Hereditary traits are also genetic formations, however, these traits are directly attributable to the parents. Observing a dog that performs its task in the same efficient manner as its parent is
believed to have inherited its abilities. The parents perform a specific function, and the offspring performs the same function equally well. An example would be a dog that hunts and trees squirrels
in the same proficient manner as his parents.

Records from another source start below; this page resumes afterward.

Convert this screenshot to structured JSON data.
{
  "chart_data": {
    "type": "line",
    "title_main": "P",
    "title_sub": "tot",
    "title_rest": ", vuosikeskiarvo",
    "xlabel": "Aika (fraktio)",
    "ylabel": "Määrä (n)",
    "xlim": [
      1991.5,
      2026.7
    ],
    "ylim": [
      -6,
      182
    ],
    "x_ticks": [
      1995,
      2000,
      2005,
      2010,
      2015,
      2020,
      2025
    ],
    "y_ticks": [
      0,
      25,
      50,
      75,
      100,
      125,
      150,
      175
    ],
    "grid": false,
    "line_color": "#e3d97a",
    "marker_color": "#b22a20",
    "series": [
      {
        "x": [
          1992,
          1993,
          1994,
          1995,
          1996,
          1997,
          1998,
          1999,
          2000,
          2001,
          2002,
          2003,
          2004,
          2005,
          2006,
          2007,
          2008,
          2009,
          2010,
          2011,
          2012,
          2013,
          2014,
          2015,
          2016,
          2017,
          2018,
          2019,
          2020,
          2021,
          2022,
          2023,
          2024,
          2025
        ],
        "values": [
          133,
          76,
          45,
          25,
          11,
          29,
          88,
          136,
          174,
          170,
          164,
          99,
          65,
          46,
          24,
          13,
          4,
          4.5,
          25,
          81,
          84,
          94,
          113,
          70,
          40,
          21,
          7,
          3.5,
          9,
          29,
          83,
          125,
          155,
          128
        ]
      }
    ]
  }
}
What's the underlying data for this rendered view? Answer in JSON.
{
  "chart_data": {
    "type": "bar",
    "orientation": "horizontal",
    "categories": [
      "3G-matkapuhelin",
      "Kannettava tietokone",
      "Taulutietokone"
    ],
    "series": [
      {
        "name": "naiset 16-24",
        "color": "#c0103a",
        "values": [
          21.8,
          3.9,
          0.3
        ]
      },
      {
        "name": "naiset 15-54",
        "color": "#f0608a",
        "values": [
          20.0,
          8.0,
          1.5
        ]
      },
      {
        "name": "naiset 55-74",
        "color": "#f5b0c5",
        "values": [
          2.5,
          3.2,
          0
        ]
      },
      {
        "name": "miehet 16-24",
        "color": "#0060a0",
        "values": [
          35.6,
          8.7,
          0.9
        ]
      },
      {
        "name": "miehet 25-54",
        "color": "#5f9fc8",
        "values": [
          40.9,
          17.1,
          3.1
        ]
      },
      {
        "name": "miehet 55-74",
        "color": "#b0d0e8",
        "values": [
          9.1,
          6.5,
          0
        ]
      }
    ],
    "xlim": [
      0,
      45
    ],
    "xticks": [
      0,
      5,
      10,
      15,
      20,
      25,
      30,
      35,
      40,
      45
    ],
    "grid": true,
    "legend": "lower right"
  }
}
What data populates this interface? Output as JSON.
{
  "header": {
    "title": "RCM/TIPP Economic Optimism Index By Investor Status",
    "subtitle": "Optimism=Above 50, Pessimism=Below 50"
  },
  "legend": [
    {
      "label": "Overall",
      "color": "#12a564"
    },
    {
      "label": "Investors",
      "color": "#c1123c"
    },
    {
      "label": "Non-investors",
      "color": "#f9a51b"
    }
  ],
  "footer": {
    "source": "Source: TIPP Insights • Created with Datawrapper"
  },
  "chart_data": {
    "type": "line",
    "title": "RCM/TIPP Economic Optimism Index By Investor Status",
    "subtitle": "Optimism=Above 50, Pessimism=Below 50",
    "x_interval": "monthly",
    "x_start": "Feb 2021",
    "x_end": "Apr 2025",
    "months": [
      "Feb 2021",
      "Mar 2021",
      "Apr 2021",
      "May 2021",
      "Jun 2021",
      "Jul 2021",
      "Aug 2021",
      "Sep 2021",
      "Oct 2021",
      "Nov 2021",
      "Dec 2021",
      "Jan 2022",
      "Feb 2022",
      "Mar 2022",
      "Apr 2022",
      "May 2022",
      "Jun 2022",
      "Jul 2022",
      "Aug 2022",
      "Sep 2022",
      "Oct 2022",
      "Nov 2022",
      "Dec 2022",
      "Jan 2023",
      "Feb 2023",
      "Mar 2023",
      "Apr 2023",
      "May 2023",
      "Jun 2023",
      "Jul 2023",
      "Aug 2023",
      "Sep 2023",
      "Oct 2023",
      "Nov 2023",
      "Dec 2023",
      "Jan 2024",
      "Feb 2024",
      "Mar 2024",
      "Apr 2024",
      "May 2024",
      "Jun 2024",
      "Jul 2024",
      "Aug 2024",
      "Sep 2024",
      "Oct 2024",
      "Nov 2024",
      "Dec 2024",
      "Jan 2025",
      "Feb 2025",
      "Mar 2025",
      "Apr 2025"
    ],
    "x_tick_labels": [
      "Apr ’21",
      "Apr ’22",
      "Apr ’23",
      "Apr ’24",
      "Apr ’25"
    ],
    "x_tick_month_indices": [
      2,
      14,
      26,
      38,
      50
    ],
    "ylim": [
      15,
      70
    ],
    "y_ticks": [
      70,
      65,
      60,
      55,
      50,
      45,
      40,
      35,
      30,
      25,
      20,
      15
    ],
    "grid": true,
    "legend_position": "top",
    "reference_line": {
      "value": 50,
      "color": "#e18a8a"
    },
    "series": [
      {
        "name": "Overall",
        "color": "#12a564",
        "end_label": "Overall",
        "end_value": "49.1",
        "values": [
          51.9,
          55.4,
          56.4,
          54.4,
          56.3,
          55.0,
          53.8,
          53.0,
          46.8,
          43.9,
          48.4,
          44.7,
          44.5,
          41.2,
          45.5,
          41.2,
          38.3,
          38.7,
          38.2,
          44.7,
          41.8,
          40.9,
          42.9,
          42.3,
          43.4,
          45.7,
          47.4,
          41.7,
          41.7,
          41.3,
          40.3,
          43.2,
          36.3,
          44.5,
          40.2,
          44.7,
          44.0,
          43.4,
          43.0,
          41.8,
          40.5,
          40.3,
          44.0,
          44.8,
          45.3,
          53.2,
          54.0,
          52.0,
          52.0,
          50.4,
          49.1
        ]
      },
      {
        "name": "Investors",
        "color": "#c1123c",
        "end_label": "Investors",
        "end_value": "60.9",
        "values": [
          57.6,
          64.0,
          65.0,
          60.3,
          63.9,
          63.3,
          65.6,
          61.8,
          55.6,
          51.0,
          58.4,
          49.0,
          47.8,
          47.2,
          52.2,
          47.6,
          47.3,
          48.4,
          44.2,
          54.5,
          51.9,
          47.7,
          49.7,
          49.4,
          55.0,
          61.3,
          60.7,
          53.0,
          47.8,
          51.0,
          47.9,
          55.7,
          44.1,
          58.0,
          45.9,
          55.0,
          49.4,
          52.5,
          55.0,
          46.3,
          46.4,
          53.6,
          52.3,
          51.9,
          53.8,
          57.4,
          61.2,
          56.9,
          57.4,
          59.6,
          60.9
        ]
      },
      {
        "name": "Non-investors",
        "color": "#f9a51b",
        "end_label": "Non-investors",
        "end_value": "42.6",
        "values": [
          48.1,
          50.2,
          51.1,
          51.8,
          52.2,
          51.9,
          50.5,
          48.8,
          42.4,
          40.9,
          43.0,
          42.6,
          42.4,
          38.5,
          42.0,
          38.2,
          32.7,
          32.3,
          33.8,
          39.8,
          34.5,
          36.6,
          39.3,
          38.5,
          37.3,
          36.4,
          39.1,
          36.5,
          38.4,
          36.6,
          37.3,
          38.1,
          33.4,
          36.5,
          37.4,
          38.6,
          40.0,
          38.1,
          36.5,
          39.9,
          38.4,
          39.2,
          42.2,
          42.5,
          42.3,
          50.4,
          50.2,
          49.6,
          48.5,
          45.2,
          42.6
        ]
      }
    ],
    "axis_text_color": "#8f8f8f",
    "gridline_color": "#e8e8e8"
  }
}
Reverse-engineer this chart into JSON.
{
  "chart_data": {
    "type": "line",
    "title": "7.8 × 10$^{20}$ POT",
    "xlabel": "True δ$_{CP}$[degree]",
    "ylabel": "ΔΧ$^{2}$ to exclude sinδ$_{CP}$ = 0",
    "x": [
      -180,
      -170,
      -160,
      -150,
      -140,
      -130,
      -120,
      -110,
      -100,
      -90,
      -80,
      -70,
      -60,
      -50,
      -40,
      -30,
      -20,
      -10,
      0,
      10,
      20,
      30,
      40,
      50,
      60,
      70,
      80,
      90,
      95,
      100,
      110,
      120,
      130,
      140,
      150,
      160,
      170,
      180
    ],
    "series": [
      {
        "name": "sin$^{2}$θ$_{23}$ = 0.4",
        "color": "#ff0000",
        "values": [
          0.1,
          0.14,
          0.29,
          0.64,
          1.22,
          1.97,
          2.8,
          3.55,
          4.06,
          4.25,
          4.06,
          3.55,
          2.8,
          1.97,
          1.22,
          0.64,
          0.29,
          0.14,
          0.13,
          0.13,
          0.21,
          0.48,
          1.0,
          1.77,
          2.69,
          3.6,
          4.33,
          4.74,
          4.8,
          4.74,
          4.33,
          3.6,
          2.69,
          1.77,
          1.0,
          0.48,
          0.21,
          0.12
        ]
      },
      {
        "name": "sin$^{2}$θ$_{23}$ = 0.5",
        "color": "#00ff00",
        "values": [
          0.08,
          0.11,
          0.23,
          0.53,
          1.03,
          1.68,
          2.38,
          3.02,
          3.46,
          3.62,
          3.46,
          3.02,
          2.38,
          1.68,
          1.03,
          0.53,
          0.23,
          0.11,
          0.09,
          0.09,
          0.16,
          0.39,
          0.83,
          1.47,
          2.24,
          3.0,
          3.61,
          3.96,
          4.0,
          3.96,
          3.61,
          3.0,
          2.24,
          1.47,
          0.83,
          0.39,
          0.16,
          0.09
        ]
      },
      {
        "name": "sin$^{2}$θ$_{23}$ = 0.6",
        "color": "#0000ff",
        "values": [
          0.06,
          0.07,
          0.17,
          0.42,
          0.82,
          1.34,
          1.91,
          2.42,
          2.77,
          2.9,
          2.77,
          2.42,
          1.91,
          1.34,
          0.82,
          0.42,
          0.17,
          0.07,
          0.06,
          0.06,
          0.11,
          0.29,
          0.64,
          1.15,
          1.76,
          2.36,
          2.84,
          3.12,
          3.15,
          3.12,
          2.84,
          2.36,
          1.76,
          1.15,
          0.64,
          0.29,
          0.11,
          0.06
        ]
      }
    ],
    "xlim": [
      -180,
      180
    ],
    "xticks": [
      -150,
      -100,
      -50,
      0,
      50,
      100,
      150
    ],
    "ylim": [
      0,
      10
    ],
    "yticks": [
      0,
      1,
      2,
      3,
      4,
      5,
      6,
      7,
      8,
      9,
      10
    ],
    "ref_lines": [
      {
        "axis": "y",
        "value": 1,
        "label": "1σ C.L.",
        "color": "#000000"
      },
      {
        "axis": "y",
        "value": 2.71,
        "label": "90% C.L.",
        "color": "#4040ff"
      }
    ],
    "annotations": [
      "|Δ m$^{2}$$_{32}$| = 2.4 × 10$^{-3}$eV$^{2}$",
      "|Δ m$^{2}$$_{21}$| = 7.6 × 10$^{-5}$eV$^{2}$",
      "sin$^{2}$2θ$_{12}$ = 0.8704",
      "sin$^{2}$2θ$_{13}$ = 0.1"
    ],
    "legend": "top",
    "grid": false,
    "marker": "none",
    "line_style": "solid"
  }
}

The breeding of dogs is an educated guess at best. Health problems, deficiencies, abilities, and to some extent outward appearances (aesthetic values) are studied by the experienced breeder, and
precautions taken to avoid such pitfalls. Does this mean that educated breeders will produce perfect litters? No, it does not, because even experienced breeders cannot predict which genes will
combine in the making of the offspring.
We, as breeders, cannot control the outcome of a litter, or even one dog within the litter. Dogs within the same litter, though related to the breeding pair by birthright, may not carry the same
genetic makeup to one another. This sounds a little preposterous, but it is a fact.
Genetics is an ongoing study, and we may never reach the end. Combinations of genes coming together to achieve function, form, and fashion will continue to produce good and bad effects. The
experienced breeders will make themselves aware of problems that exist and attempt to avoid the pitfalls of poor breeding. Even with the amount of information available today, there are breeders that
will attempt to create a product, knowing that the chosen breeding pair is not the best of specimens. Then, when they are confronted with a problem pup, their first response is, "It's genetics, and I
can't control it."
Knowing whether a problem, or quality, is Congenital or Hereditary will aid both breeder and owner alike. Breeders will benefit from prior history of the dogs they are breeding, and owners will be
more readily acceptable to problems that are not under the control of the breeder. Remember, we, as breeders, should make ourselves aware of all aspects of breeding, own up to whatever mistakes we
make, and be proud that we have the intestinal fortitude to make whatever changes must be made to better our breeding program.
Breeding is not an exact science, and Breeders are not perfect.